In a judgment, Mr Justice Michael Twomey said it seems from the pleadings before the court and the evidence contained in a Central Bank of Ireland report that the fraud allegations are “very far removed from being mere assertions”.
The judge made the comments in a ruling on a pre-trial application in a case taken against the stockbroker by Mr Kearney and his property investment company, Kilmona Holdings Ltd.
In his action against Davy and 16 of its former employees and senior management, Mr Kearney, of Bedford Street, Belfast, claims Davy made a windfall profit of some €25 million from bonds it sold on his behalf in 2014.
He claims Davy, while acting as his agent in the sale to what he was assured was a third party, had in fact sold them to the O’Connell Partnership, which was made up of the group of 16 Davy employees.
He claims he learned about the alleged concealment after Davy was last year fined a record €4.1 million by the Central Bank due to the way in which the stockbroker sold his bonds.
The claims are denied.
On Wednesday, the judge rejected Davy’s pre-trial application asking the court to direct that Mr Kearney provides further details about the alleged fraud against it. The stockbroker claimed it needed adequate replies in respect of specified particulars in order to properly defend the action.
Mr Justice Twomey said it seemed to the court that the plaintiffs have established a prima facie case of fraud against Davy and that Davy has a reasonable picture of that alleged fraud.
He noted the details provided by the plaintiffs included the names of people alleged to have made fraudulent representations, the substance of the alleged fraudulent statements, and the specific and approximate dates of when these were made.
However, he stressed this does not mean Davy may not have a defence to these allegations and he said the prima facie finding is “still some way from establishing, on the balance of probabilities, that the defendants are guilty of fraud”.
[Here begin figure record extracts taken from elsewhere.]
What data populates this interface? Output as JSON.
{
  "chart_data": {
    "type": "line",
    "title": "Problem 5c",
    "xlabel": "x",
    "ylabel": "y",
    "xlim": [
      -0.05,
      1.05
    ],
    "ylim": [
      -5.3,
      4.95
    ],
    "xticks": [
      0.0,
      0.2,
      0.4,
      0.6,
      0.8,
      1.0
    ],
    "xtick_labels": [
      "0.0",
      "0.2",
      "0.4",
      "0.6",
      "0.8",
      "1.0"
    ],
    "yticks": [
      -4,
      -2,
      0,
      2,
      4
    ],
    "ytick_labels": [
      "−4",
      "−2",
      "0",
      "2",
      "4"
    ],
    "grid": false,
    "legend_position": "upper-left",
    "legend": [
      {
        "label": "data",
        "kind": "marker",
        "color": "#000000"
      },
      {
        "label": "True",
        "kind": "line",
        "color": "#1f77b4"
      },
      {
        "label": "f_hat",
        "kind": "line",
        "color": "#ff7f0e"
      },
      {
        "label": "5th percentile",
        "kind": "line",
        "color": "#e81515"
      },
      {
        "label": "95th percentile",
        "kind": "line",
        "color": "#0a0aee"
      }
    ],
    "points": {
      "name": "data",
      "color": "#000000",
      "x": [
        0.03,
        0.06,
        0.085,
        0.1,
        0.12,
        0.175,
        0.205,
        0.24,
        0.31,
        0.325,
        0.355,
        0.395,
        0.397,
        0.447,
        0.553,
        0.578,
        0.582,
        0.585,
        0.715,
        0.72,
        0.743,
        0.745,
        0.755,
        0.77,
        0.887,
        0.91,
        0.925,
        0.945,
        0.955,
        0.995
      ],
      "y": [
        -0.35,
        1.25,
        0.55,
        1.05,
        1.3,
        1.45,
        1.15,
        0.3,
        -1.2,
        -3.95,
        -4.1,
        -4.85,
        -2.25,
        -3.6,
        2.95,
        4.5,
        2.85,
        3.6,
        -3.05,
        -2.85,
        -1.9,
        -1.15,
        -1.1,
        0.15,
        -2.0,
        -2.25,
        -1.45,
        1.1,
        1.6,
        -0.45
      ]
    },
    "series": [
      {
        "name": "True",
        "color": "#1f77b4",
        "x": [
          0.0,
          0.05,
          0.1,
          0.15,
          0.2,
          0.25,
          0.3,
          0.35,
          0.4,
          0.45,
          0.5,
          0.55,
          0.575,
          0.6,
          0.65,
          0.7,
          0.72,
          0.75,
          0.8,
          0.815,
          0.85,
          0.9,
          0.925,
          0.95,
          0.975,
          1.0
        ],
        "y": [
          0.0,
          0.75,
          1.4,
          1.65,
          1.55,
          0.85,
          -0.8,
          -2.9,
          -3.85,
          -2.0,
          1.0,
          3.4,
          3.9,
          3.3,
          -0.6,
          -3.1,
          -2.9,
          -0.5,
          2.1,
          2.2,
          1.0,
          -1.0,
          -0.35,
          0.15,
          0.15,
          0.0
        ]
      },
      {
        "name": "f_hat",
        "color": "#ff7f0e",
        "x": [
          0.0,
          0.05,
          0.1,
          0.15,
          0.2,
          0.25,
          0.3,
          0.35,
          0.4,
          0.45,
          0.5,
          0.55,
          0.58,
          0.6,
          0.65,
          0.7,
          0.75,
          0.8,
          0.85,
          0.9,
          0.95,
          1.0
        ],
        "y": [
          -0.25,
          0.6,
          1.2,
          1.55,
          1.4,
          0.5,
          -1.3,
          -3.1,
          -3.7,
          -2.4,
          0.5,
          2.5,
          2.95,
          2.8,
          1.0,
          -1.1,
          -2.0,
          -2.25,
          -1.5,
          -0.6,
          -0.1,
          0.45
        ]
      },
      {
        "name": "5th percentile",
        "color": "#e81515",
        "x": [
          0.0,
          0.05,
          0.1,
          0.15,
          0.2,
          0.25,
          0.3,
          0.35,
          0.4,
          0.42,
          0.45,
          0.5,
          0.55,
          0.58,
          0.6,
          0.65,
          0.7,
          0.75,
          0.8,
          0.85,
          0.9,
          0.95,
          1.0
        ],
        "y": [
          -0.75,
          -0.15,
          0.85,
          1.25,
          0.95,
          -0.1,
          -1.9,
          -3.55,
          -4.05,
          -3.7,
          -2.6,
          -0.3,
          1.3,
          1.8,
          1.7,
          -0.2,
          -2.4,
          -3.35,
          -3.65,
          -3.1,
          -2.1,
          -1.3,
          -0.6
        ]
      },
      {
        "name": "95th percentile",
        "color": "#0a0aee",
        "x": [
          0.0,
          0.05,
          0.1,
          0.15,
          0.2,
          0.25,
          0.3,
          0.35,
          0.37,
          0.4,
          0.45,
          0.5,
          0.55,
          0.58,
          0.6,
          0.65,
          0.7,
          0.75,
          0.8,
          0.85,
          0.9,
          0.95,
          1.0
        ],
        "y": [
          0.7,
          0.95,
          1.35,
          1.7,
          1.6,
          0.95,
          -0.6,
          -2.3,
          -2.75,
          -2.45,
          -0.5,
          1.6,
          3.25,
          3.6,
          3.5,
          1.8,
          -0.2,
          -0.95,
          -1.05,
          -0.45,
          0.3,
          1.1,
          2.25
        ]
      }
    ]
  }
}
The defendants say the firm owed no fiduciary duty to Mr Kearney and Kilmona as they were allegedly “execution-only” clients, the judge noted. They also say there was no secret profit for which account has to be made to the plaintiffs and that Mr Kearney was aware the purchaser of the bonds comprised Davy employees.
The judge also noted the plaintiffs have relied extensively on the Central Bank report in its claim, which counsel for Davy submitted is inadmissible. He said it was not necessary for the court to decide on the admissibility or otherwise of the report at this stage.